Brennan: You write about a lot of things that upset you, a lot of negativity that our city is suffering from. Is there anything positive that you have observed?

Rose: Yes, the Uptown soccer moms. They will look you in the face in jeans or work clothes. The Women of the Storm, the Ladies in Red Dresses, the One Levee Board — I have never seen political activists [like these]. They [the Legislature] have never met anyone they couldn’t cut a deal with. But there was no deal to be made with these women.

It doesn’t matter whether or not you have your house or your car or your job. It is very difficult living here. [But] they weren’t like, “Woe is me.” They got up and did it themselves. The Katrina Krewe set the model for civic engagement in this town. [The Katrina Krewe is a citizens’ group that cleans up the streets of New Orleans every Wednesday and Saturday. Hundreds participate every week.]

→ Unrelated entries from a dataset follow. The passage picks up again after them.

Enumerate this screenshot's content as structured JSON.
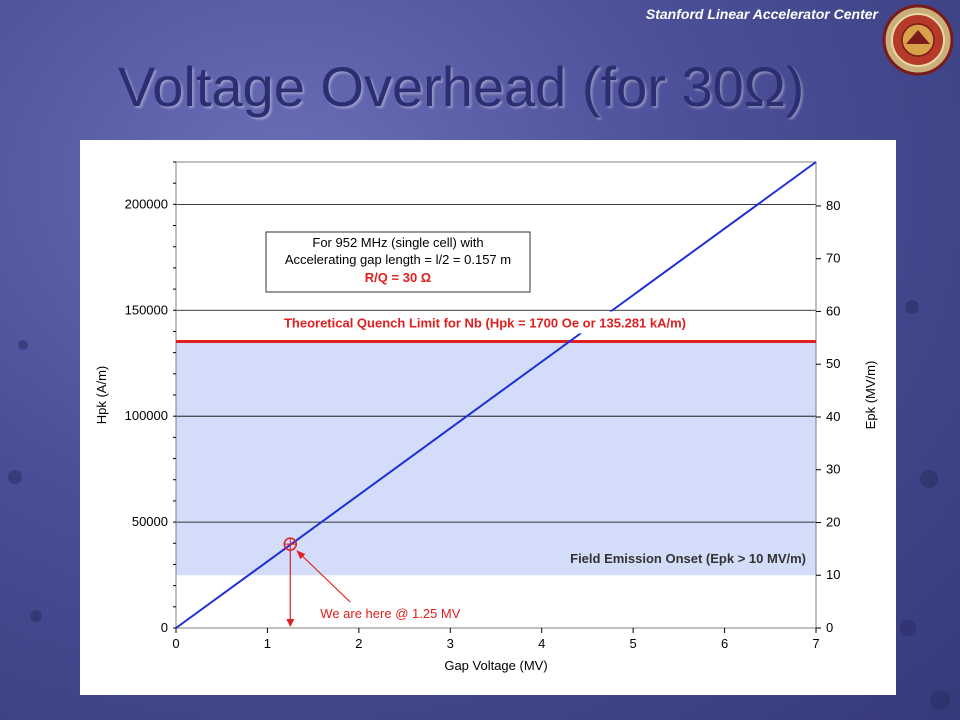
{
  "header": {
    "org": "Stanford Linear Accelerator Center",
    "title": "Voltage Overhead (for 30Ω)"
  },
  "colors": {
    "title": "#2b2f72",
    "line": "#1f2fd6",
    "quench": "#e02020",
    "band": "#d3dcf8",
    "annotation": "#e02020"
  },
  "chart_data": {
    "type": "line",
    "xlabel": "Gap Voltage (MV)",
    "ylabel_left": "Hpk (A/m)",
    "ylabel_right": "Epk (MV/m)",
    "xlim": [
      0,
      7
    ],
    "ylim_left": [
      0,
      220000
    ],
    "ylim_right": [
      0,
      88.33
    ],
    "x_ticks": [
      "0",
      "1",
      "2",
      "3",
      "4",
      "5",
      "6",
      "7"
    ],
    "y_ticks_left": [
      "0",
      "50000",
      "100000",
      "150000",
      "200000"
    ],
    "y_ticks_right": [
      "0",
      "10",
      "20",
      "30",
      "40",
      "50",
      "60",
      "70",
      "80"
    ],
    "series": [
      {
        "x": [
          0,
          7
        ],
        "y": [
          0,
          222000
        ]
      }
    ],
    "quench_limit": {
      "value": 135281,
      "label": "Theoretical Quench Limit for Nb (Hpk = 1700 Oe or 135.281 kA/m)"
    },
    "field_emission": {
      "epk": 10,
      "label": "Field Emission Onset (Epk > 10 MV/m)"
    },
    "info_box": {
      "line1": "For 952 MHz (single cell) with",
      "line2": "Accelerating gap length = l/2 = 0.157 m",
      "line3": "R/Q = 30 Ω"
    },
    "marker": {
      "x": 1.25,
      "y": 39600,
      "label": "We are here @ 1.25 MV"
    }
  }
}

Brennan: We had to read your funny column about post-traumatic stress syndrome in class. It was supposed to make us laugh. I cried. It was so nice to see that someone else was experiencing the same things I was.

Rose: I still can’t process the way people are responding. Either I am hitting my mark or people have lost perspective, or both. People feel powerless. They want to vent and scream. All anyone wants to do is tell their story.

Everyone wanted to tell their story before the storm and didn’t have a story to tell. Now they do and no one wants to listen.

I am telling their story: How p——d off they are, they want to scream, wanting to tell their story and I have a vehicle to tell their story.

I am performing in the newspaper one of the most public crack-ups and people relate. Maybe we are all crazy.

Brennan: Is there a way you release your feelings of despair?

Rose: I get to process my grief, my anger through my writing. I have immediate grief processing and it’s very helpful, to look at the paper and what I have written. Being with my children is a release, too. I have an amplifier for my guitar, my version of scream therapy and I bought my boys a drum set for Christmas. Best gift I, they, ever got.

Brennan: What did you do pre-Katrina that you wish you still were doing now?

Rose: Rent movies, watch golf. The Masters has been on for two days and I haven’t watched anything. A therapist would call that classic post-traumatic stress syndrome. Play basketball. Eat. I miss eating a fricking cheeseburger. I just want to be hungry. I want to eat for joy. I don’t cook anything. I used to cook.

Brennan: Do you do anything now that you did not do before the storm?

Rose: I have become a bad painter and I got a dog, Luna Biscuit (French for moon pie, sort of). That’s in my next article.

Alana Brennan is a communications major at Loyola University in New Orleans. She is a native of the city.